Building the Rust Bridge Module
Our goal was to keep the familiar NodeJS API that our users already knew, while moving the performance-critical parts over to Rust. This way, users didn’t have to change any of their code. We replaced the original read implementation with a much faster Rust module, using Neon to connect NodeJS with our Rust code and combine the ease of JavaScript with the speed of Rust.
This meant writing Rust functions that accept parameters from Node.js, convert them into the appropriate Rust client types, and call the relevant KurrentDB client methods. These functions are then exported as part of a Neon module and used by our Node.js application.

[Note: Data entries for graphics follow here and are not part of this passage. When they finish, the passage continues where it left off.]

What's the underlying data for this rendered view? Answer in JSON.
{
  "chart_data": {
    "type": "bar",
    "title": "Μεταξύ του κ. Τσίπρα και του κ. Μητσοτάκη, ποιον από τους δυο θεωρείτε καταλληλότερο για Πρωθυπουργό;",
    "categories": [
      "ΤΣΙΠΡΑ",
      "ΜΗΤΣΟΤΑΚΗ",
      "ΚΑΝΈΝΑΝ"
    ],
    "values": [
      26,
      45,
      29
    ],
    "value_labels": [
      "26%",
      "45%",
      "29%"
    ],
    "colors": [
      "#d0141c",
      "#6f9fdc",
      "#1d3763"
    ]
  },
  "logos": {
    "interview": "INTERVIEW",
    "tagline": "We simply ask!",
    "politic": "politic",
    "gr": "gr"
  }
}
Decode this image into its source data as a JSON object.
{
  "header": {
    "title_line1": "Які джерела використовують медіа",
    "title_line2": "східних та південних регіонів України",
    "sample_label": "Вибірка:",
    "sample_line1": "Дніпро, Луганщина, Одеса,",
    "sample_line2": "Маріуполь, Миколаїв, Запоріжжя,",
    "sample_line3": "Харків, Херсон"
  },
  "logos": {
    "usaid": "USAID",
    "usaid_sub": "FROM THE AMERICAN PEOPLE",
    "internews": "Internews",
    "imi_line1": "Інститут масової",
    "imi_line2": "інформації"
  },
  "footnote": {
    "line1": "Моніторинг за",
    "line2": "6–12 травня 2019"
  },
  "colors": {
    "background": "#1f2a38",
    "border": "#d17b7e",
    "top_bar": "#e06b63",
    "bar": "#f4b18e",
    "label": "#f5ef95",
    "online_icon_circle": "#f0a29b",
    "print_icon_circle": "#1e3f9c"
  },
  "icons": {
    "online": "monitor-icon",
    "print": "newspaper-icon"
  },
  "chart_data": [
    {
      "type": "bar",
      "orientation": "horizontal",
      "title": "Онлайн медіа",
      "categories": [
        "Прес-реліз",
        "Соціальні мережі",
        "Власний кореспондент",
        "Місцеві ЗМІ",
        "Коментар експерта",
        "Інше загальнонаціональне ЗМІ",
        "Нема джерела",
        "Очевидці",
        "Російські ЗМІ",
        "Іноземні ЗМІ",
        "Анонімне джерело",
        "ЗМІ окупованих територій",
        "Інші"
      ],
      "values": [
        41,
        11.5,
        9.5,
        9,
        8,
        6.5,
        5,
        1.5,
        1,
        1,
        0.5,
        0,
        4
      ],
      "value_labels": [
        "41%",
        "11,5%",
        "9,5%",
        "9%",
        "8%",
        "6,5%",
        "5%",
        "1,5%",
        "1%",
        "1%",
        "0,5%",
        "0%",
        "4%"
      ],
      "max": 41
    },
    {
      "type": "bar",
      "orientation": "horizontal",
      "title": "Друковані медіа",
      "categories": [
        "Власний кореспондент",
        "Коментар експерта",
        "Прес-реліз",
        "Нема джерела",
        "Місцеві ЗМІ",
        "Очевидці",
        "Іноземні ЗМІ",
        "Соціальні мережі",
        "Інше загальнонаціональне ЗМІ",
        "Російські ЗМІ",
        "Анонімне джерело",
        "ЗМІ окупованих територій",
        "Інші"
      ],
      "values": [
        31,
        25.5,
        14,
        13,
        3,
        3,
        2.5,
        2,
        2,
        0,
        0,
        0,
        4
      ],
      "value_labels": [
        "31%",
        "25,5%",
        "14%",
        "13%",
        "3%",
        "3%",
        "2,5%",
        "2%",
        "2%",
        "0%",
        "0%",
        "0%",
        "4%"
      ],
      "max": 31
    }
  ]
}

One such function, read_stream
, handles reading from a stream with support for various options passed in from JavaScript. Here’s an excerpt illustrating the key parts:
pub fn read_stream(client: Client, mut cx: FunctionContext) -> JsResult<JsPromise> {
let stream_name = cx.argument::<JsString>(0)?.value(&mut cx);
let params = extract_params(&mut cx)?;
let mut options = ReadStreamOptions::default();
options = parse_direction(params, &mut cx)?;
options = parse_position(params, &mut cx)?;
options = parse_credentials(params, &mut cx)?;
options = apply_misc_flags(params, options, &mut cx)?;
let options = Options::Regular {
stream_name,
options,
};
read_internal(client, options, cx)
}
In this function, FunctionContext
acts as our bridge to the JavaScript runtime. It lets us grab arguments passed in from Node.js, create new JavaScript values, and handle errors when needed. For example, we use it to pull out the stream name and any optional parameters like fromRevision
, direction
, or credentials
that the user might provide.
Once our Rust functions are ready, we expose them to JavaScript by registering them in the Neon module entry point:
#[neon::main]
fn main(mut cx: ModuleContext) -> NeonResult<()> {
cx.export_function("createClient", client::create)?;
cx.export_function("readStreamNext", client::read_stream_next_mutex)?;
Ok(())
}
These exported function names are what we use when importing and calling them from the Node.js client.
You can find the detailed implementation of the Rust bridge client here.
The Results
After implementing and thoroughly testing our new hybrid solution, we saw dramatic improvements in performance:


NodeJS client read performance before and after rust integration
Our new hybrid NodeJS client nearly doubled the performance, jumping from ~31 events per millisecond to ~60 events per millisecond. This puts our NodeJS client on par with or even outperforming some of our other language implementations.
What This Means for Our Users
For our users, this performance improvement means:
- Faster read operations
- Lower latency for real-time applications
- Reduced resource utilization
- Better scaling for high-throughput scenarios
All of this comes without any need to change application code or learn a new API. The improvements are completely transparent to existing applications.
Final Words
This journey from identifying a performance problem to delivering a solution that nearly doubles throughput demonstrates our commitment to providing the best possible experience for our users. By combining the developer-friendly nature of NodeJS with the raw performance of Rust, we’ve created a client that gives you the best of both worlds.
We’re continuing to explore additional ways to improve performance and reliability for our clients, and would love to hear your feedback. If you’re currently using our NodeJS client, we encourage you to upgrade to the latest KurrentDB Client to take advantage of these significant performance improvements.